Mr. Hernandez recently met with Mr. Casas and Russian Sen. Dmitry Kuzmin and Russian Gen. Viktor Zolotov, who acts as director of the Russian National Guard along with the Russian Security Council, all part of an effort to sign an agreement to purportedly fight transnational crime with greater efficiency. This purported subject matter, however, should not be trusted.
John Bolton, the former U.S. national security adviser, argued that Beijing’s interests in Venezuela’s oil and gas resources and other mining interests in Latin America could make Cuba the eye of China’s activities across the entire Western Hemisphere.
Europe is no stranger to Cuba’s clever covert operations. Many of the Cuban doctors were ‘leased’ by the communist regime into international indentured servitude in Western European countries such as Italy.
While these leases have benefited the medical communities of recipient European countries, it has also created an intelligence bridge for Havana to collect and share biomedical and neuroscience secrets that are passed on to Beijing and Moscow.
When Russian doctors were sent to Italy in the first months of the COVID-19 pandemic, Hamish de Bretton-Gordon, former commander of the United Kingdom’s Joint CBRN Regiment and NATO’s Rapid Reaction CBRN Battalion, said the military expedition had all the traits of a Russian intelligence operation.

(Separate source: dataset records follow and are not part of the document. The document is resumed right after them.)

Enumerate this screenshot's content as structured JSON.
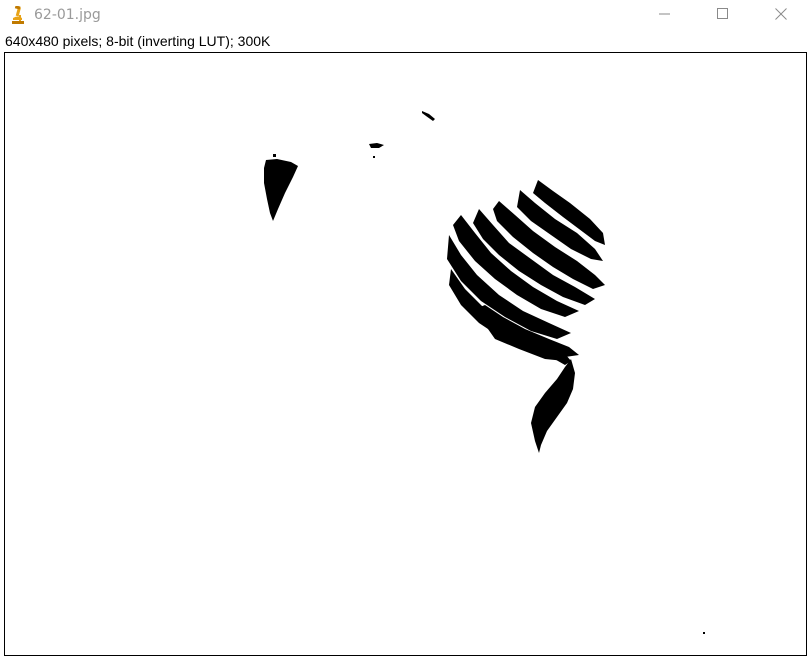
{
  "window": {
    "title": "62-01.jpg",
    "app_icon": "microscope-icon",
    "controls": {
      "minimize": "minimize-icon",
      "maximize": "maximize-icon",
      "close": "close-icon"
    }
  },
  "image_info": {
    "text": "640x480 pixels; 8-bit (inverting LUT); 300K"
  },
  "colors": {
    "foreground": "#000000",
    "background": "#ffffff",
    "icon_accent": "#e8a317"
  }
}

In a private conversation regarding medical science from the island, Cuba scholar Maria Werlau said:
“The Cuban Communist regime’s interest in mind control, neurophysiology, and neuroscience dates to its very beginnings in 1959. A covert mental-control research program … was initiated early on at a newly-established Brain Institute in Havana, and its director, who had been trained at the Brain Institute in Moscow, advised then Interior Minister and founder of Cuba’s intelligence service, Ramiro Valdes, on scientific methods to torture political opponents at designated wards in psychiatric hospitals. Additional neuro-pathophysiologic, psychological, and psychiatric centers for mind-control studies were founded over time, covered up with legitimate scientific medical research.”
The results of some of these programs can be seen in the Soviet Union’s well-documented use of psychiatric incarceration against dissidents accused of engaging in anti-Soviet “agitation.”

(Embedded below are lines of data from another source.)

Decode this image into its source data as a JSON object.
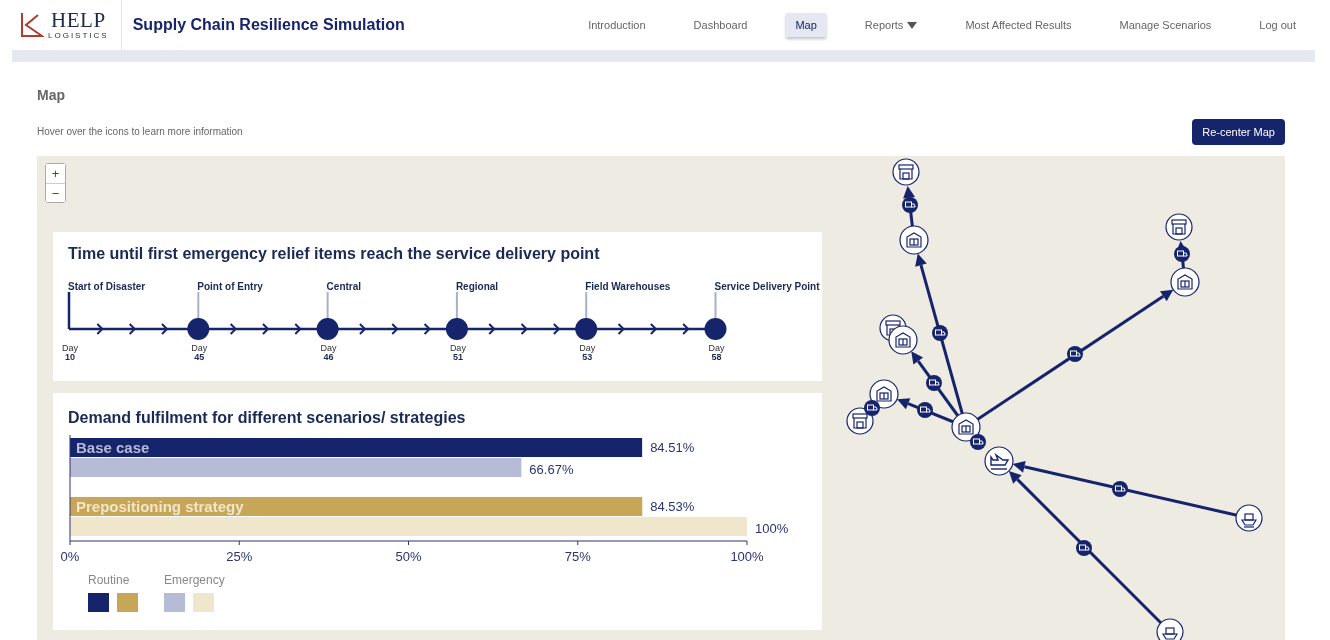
{
  "header": {
    "logo": {
      "main": "HELP",
      "sub": "LOGISTICS"
    },
    "title": "Supply Chain Resilience Simulation",
    "nav": [
      {
        "label": "Introduction",
        "selected": false,
        "kind": "link"
      },
      {
        "label": "Dashboard",
        "selected": false,
        "kind": "link"
      },
      {
        "label": "Map",
        "selected": true,
        "kind": "link"
      },
      {
        "label": "Reports",
        "selected": false,
        "kind": "dropdown"
      },
      {
        "label": "Most Affected Results",
        "selected": false,
        "kind": "link"
      },
      {
        "label": "Manage Scenarios",
        "selected": false,
        "kind": "link"
      },
      {
        "label": "Log out",
        "selected": false,
        "kind": "link"
      }
    ]
  },
  "page": {
    "heading": "Map",
    "hint": "Hover over the icons to learn more information",
    "recenter_button": "Re-center Map"
  },
  "map": {
    "zoom_controls": [
      "+",
      "−"
    ],
    "timeline": {
      "title": "Time until first emergency relief items reach the service delivery point",
      "stops": [
        {
          "kind": "start",
          "label": "Start of Disaster",
          "day_label": "Day",
          "day": "10"
        },
        {
          "kind": "node",
          "label": "Point of Entry",
          "day_label": "Day",
          "day": "45"
        },
        {
          "kind": "node",
          "label": "Central",
          "day_label": "Day",
          "day": "46"
        },
        {
          "kind": "node",
          "label": "Regional",
          "day_label": "Day",
          "day": "51"
        },
        {
          "kind": "node",
          "label": "Field Warehouses",
          "day_label": "Day",
          "day": "53"
        },
        {
          "kind": "node",
          "label": "Service Delivery Point",
          "day_label": "Day",
          "day": "58"
        }
      ]
    },
    "fulfilment": {
      "title": "Demand fulfilment for different scenarios/ strategies",
      "chart_data": {
        "type": "bar",
        "orientation": "horizontal",
        "categories": [
          "Base case",
          "Prepositioning strategy"
        ],
        "series": [
          {
            "color": "#16246b",
            "values": [
              84.51,
              null
            ]
          },
          {
            "color": "#c8a657",
            "values": [
              null,
              84.53
            ]
          },
          {
            "color": "#b6bbd6",
            "values": [
              66.67,
              null
            ]
          },
          {
            "color": "#efe6cc",
            "values": [
              null,
              100
            ]
          }
        ],
        "xlim": [
          0,
          100
        ],
        "xticks": [
          {
            "value": 0,
            "label": "0%"
          },
          {
            "value": 25,
            "label": "25%"
          },
          {
            "value": 50,
            "label": "50%"
          },
          {
            "value": 75,
            "label": "75%"
          },
          {
            "value": 100,
            "label": "100%"
          }
        ],
        "value_labels": [
          [
            "84.51%",
            null
          ],
          [
            null,
            "84.53%"
          ],
          [
            "66.67%",
            null
          ],
          [
            null,
            "100%"
          ]
        ]
      },
      "legend": [
        {
          "label": "Routine"
        },
        {
          "label": "Emergency"
        }
      ]
    }
  }
}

While it may be an inconvenient truth to face, the secrets being learned by our Caribbean neighbors in Havana place America and Europe at risk — and those secrets are being passed on to our enemies in Beijing and the corridors of the Kremlin in Moscow.
We are facing an organic and structured global threat against Western civilization.
• Marco Rota is a strategic adviser and geopolitical analyst.